In monitoring contexts, this disease should be read cautiously because the payload merges a broad typhus label with source material on scrub typhus and endemic typhus metadata rather than a single fully described syndrome [1][2][3][4]. The available evidence supports treating it as a vector-associated febrile illness with potentially severe outcomes, while recognizing that the epidemiology is incompletely characterized in the snippets and that scrub typhus remains under-described in endemic settings [1][6]. Surveillance interpretation should therefore note the limited subtype resolution and the absence of source-backed detail for several operational attributes [1][5].

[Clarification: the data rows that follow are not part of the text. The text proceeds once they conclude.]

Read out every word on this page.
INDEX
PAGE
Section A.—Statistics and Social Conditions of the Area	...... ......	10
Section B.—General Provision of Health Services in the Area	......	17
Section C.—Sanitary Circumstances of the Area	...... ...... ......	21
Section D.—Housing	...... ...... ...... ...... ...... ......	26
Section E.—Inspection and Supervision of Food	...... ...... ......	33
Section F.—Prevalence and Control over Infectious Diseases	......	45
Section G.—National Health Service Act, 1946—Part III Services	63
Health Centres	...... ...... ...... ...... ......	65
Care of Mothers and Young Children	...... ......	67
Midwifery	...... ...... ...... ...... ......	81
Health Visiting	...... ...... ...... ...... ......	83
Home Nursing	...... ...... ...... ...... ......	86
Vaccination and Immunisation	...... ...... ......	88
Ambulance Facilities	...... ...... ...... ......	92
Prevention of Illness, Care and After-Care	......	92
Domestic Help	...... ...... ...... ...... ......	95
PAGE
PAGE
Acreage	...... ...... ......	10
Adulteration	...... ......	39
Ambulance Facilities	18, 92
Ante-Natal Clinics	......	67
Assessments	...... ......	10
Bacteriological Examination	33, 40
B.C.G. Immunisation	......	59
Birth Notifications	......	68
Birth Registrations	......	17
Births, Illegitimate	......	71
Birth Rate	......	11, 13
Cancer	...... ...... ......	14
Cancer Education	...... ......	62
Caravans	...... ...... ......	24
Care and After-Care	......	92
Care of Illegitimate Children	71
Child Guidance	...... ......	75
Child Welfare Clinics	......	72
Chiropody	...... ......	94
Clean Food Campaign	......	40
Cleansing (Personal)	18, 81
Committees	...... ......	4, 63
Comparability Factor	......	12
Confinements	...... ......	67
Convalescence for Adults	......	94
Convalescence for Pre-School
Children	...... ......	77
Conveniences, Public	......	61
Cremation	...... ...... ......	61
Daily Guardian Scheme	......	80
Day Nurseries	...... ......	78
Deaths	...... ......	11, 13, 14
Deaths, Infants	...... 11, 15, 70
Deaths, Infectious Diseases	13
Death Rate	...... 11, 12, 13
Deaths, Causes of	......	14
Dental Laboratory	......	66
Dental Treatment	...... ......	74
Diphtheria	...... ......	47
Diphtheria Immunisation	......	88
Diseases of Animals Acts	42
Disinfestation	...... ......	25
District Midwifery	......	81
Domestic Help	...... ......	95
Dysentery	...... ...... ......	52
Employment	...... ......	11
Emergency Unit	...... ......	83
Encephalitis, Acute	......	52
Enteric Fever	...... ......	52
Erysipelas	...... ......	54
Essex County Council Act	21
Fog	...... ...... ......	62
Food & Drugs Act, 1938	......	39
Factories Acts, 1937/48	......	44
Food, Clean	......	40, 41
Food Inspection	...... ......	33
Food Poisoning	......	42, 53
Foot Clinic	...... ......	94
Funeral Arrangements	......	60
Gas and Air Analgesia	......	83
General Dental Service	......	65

- 1 Xu G et al. A review of the global epidemiology of scrub typhus. PLoS Negl Trop Dis. 2017 Nov. PMID: 29099844. doi: 10.1371/journal.pntd.0006062. PubMed: https://pubmed.ncbi.nlm.nih.gov/29099844/
- 2 Endemic Typhus (Murine Typhus). Red Book (2018). 2018. doi: 10.1542/9781610021470-part03-endemic. DOI: https://doi.org/10.1542/9781610021470-part03-endemic
- 3 Endemic Typhus (Murine Typhus). Red Book (2012). 2012. doi: 10.1542/9781581107357-part03-endemic. DOI: https://doi.org/10.1542/9781581107357-part03-endemic
- 4 Endemic Typhus (Murine Typhus). Red Book Atlas of Pediatric Infectious Diseases, 3rd Ed. 2016. doi: 10.1542/9781610020619-ch149. DOI: https://doi.org/10.1542/9781610020619-ch149
- 5 Mercer A et al. Protection against severe infectious disease in the past. Pathog Glob Health. 2021 May. PMID: 33573529. doi: 10.1080/20477724.2021.1878443. PubMed: https://pubmed.ncbi.nlm.nih.gov/33573529/
- 6 Blanton LS et al. The Rickettsioses: A Practical Update. Infect Dis Clin North Am. 2019 Mar. PMID: 30712763. doi: 10.1016/j.idc.2018.10.010. PubMed: https://pubmed.ncbi.nlm.nih.gov/30712763/
- A75
- 1C30
Figure 1 | Full historical trajectories across all reporting countries.
Figure 2 | Year-over-year monthly comparison for seasonality and structural shifts.
Dataset Archive
Supplementary Data | Multi-country disease dataset
Machine-readable multi-country disease dataset (JSON/CSV) with source metadata.
Source Register
Official sources and update cadences used to construct the downloadable dataset.
China
Monthly notifiable infectious disease reports published by China CDC.
Official sourceChina
Official China public health bulletin and query portal.
Official sourceChina
Biomedical literature discovery feed used as supplementary context.
Official sourceHong Kong, China
Hong Kong, China CHP annual notifiable infectious disease CSVs normalized to national monthly totals
Official sourceJapan
Japan weekly infectious disease surveillance via NIID/JIHS.